In terms of "economic participation and opportunity", India has fared worse than last year — at 122nd position, slipping into the bottom 10 list.
In overall rankings, the country has gone down from its 98th rank in 2006 when the index included a total of 115 countries.
This year Sweden has crowned the Gender Gap Index, with a gender equality of 81.5 per cent, followed by Norway, Finland, Iceland and New Zealand.
The countries ranked below India include Bahrain, Cameroon, Burkina Faso, Iran, Oman, Egypt, Turkey, Morocco, Benin, Saudi Arabia, Nepal, Pakistan, Chad and Yemen (with the lowest gender equality of 45.1 per cent).

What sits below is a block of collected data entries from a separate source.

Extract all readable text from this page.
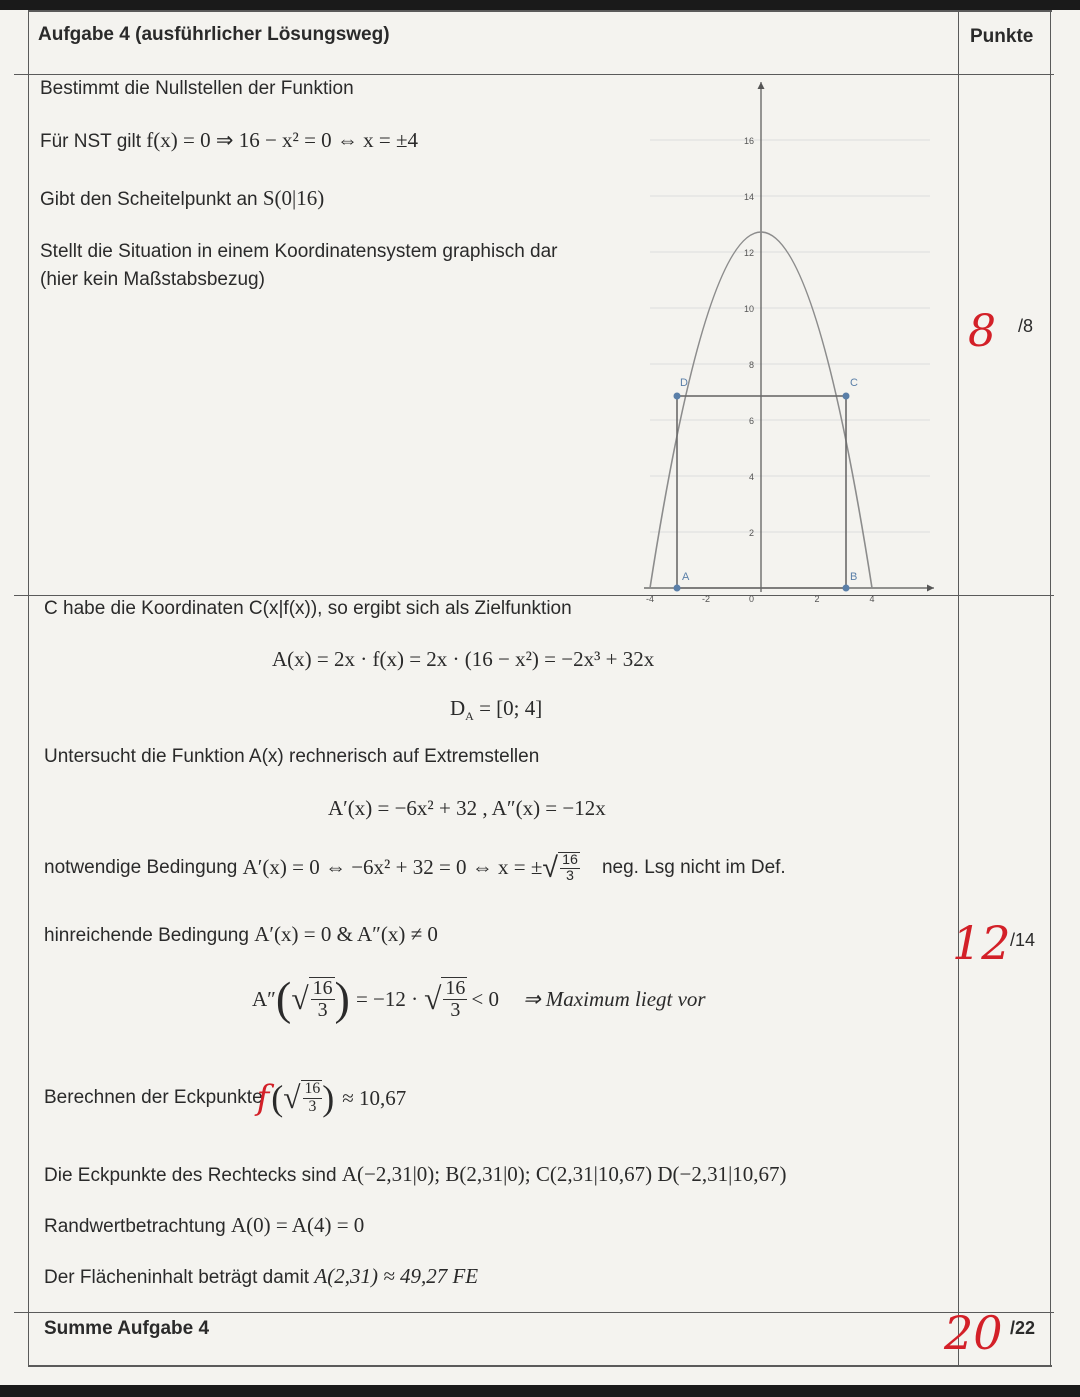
Aufgabe 4 (ausführlicher Lösungsweg)	Punkte
Bestimmt die Nullstellen der Funktion
Für NST gilt f(x) = 0 ⇒ 16 − x² = 0 ⇔ x = ±4
Gibt den Scheitelpunkt an S(0|16)
Stellt die Situation in einem Koordinatensystem graphisch dar
(hier kein Maßstabsbezug)
A	B
C
D
16
14
12
10
8
6
4
2
0
-4	-2	2	4
8 /8
C habe die Koordinaten C(x|f(x)), so ergibt sich als Zielfunktion
A(x) = 2x · f(x) = 2x · (16 − x²) = −2x³ + 32x
$D_A = [0$; 4]
Untersucht die Funktion A(x) rechnerisch auf Extremstellen
A′(x) = −6x² + 32 , A″(x) = −12x
notwendige Bedingung
A′(x) = 0 ⇔ −6x² + 32 = 0 ⇔ x = ± √ $\frac{16}{3}$ neg. Lsg nicht im Def.
hinreichende Bedingung A′(x) = 0 & A″(x) ≠ 0
A″ ( √ $\frac{16}{3}$ ) = −12 · √ $\frac{16}{3} < 0$ ⇒ Maximum liegt vor
Berechnen der Eckpunkte
f ( √ $\frac{16}{3}$ ) ≈ 10,67
Die Eckpunkte des Rechtecks sind A(−2,31|0); B(2,31|0); C(2,31|10,67) D(−2,31|10,67)
Randwertbetrachtung A(0) = A(4) = 0
Der Flächeninhalt beträgt damit A(2,31) ≈ 49,27 FE
12 /14
Summe Aufgabe 4	20 /22
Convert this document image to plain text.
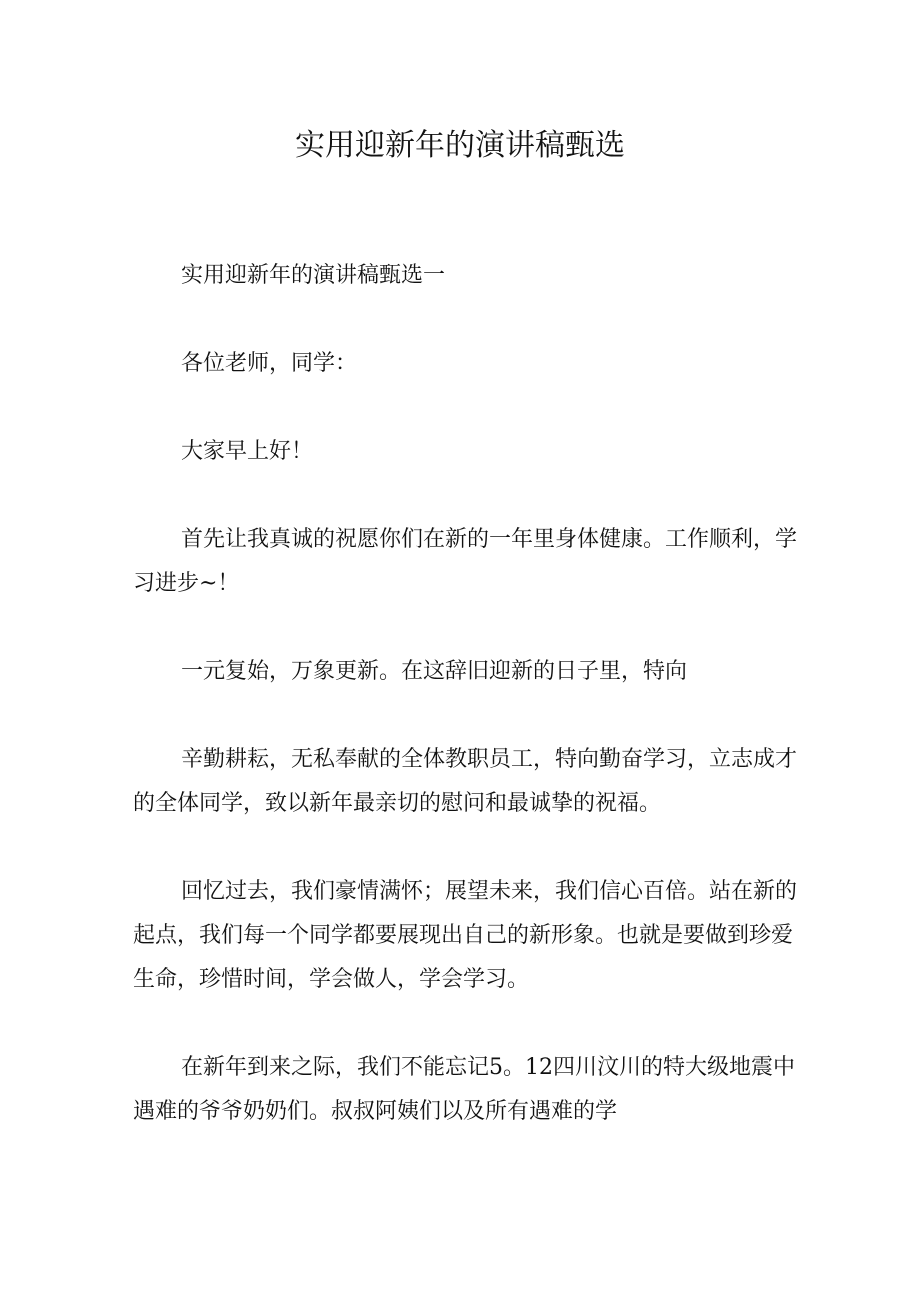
实用迎新年的演讲稿甄选

实用迎新年的演讲稿甄选一

各位老师，同学：

大家早上好！

首先让我真诚的祝愿你们在新的一年里身体健康。工作顺利，学习进步~！

一元复始，万象更新。在这辞旧迎新的日子里，特向

辛勤耕耘，无私奉献的全体教职员工，特向勤奋学习，立志成才的全体同学，致以新年最亲切的慰问和最诚挚的祝福。

回忆过去，我们豪情满怀；展望未来，我们信心百倍。站在新的起点，我们每一个同学都要展现出自己的新形象。也就是要做到珍爱生命，珍惜时间，学会做人，学会学习。

在新年到来之际，我们不能忘记5。12四川汶川的特大级地震中遇难的爷爷奶奶们。叔叔阿姨们以及所有遇难的学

According to the report, India has an overall 59.4 per cent gender equality, while for economic participation and opportunity it stands at 39.8 per cent.
One consoling point. India has fared much better in terms of political empowerment -ranking 21st. The country has 106 women in Parliament, 118 in ministerial positions.
Coming to gender equality or the lack thereof, take a look at this case.
"My kismet brought me here," says 14-year-old Heena. She has come to her 'sasural' in Malabnuhu — a sleepy village in Haryana's Mewat region — from Kolkata. Originally from Bangladesh, the teenager can only blame her fate now.
An year back, after a sum of Rs 6,000 changed hands, the 'bahu' found herself in a 'foreign' place -where Bengali gave way to Haryanvi, rice to roti — and where cattle are worth more than women like her, who are referred to as paros by the locals.
In the moneyed districts of Haryana and Punjab — where a preference for the male has resulted in a skewed sex ratio — girls from economically weaker backgrounds in Bihar, Jharkhand, Orissa and West Bengal are being openly bought in droves for 'marriages'. More often than not , they are unwilling brides.
The legal status of such wedlock, of course, remains doubtful. According to Shaktivahini, a Faridabad-based NGO dealing with anti-trafficking issues, there are up to 50,000 paros in Haryana alone. a huge part of these are minors too. Faced with such a crisis, even vote banks are built on promises of getting brides!
Though Census 2001 shows the child sex ratio in Haryana and Punjab as 820 and 793 per 1,000 boys respectively, the latest health survey by the Punjab government has given that villages like Sansarwal in Patiala have touched an alarming 438 girls per 1,000 boys.
A recent United Nations Population Fund (UNFPA) report has warned that female deficit in the marriageable age (20-49) is set to touch a record 25 million by the year 2030.
The impact is already being felt here. Says Dr Madhav Mohan Godbole, the director of Balgrah, a rehabilitation centre in Rai, Sonepat, "Villagers come to us and plead for brides. They say if we can't fix them up, they will be forced to buy girls." Ram Prasad of Seoti village in Sonepat, concedes, "frequent trips are being made from all over Haryana to hunt for girls in Bengal, Orissa, Jharkhand and even Maharashtra."
What happens during these 'purchases'?
"Someone with 'contacts' in source states facilitates such arrangements in return for kharcha-paani," explains Rishikant of Shativahini. The 'going rate' ranges from Rs 6,000 -10,000, depending on the age and virginity. Forced by poverty, many a time the paros also have to 'accept' polyandry.
Paradoxically, it is now the parents of would-be brides who are calling the shots. No one wants a poor or unemployed groom, says Akbar Ahmed of Malabnuhu. Neither are they willing to send their girls to the land of paros.
Even so, stories of abuse abound. Ameena, 13, was sold to a 35-year-old widower Ashok in Seoti.
"Ashok would lock me up in a room, beat me up and sexually abuse me. He wouldn't let me talk to my mother," recalls Ameena, who tried to escape a couple of times. She was finally rescued by Delhi-based NGO Prayas just last month. "He was so much older, and there was a lot of communication problem. So I was just supposed to say yes to whatever he demanded", she says.
Ameena's was the first case of trafficking registered in Haryana, as women seldom register complaints due to social pressures.
The UNFPA report gives that it is the poor and landless men who will be most affected by this bridal crisis. Just so, 35-year-old Anwari who was, many years ago, married to a man 20 years older than her in Malabnuhu, worries for her four boys. "They don't study. Maybe, I will have to buy brides for them also."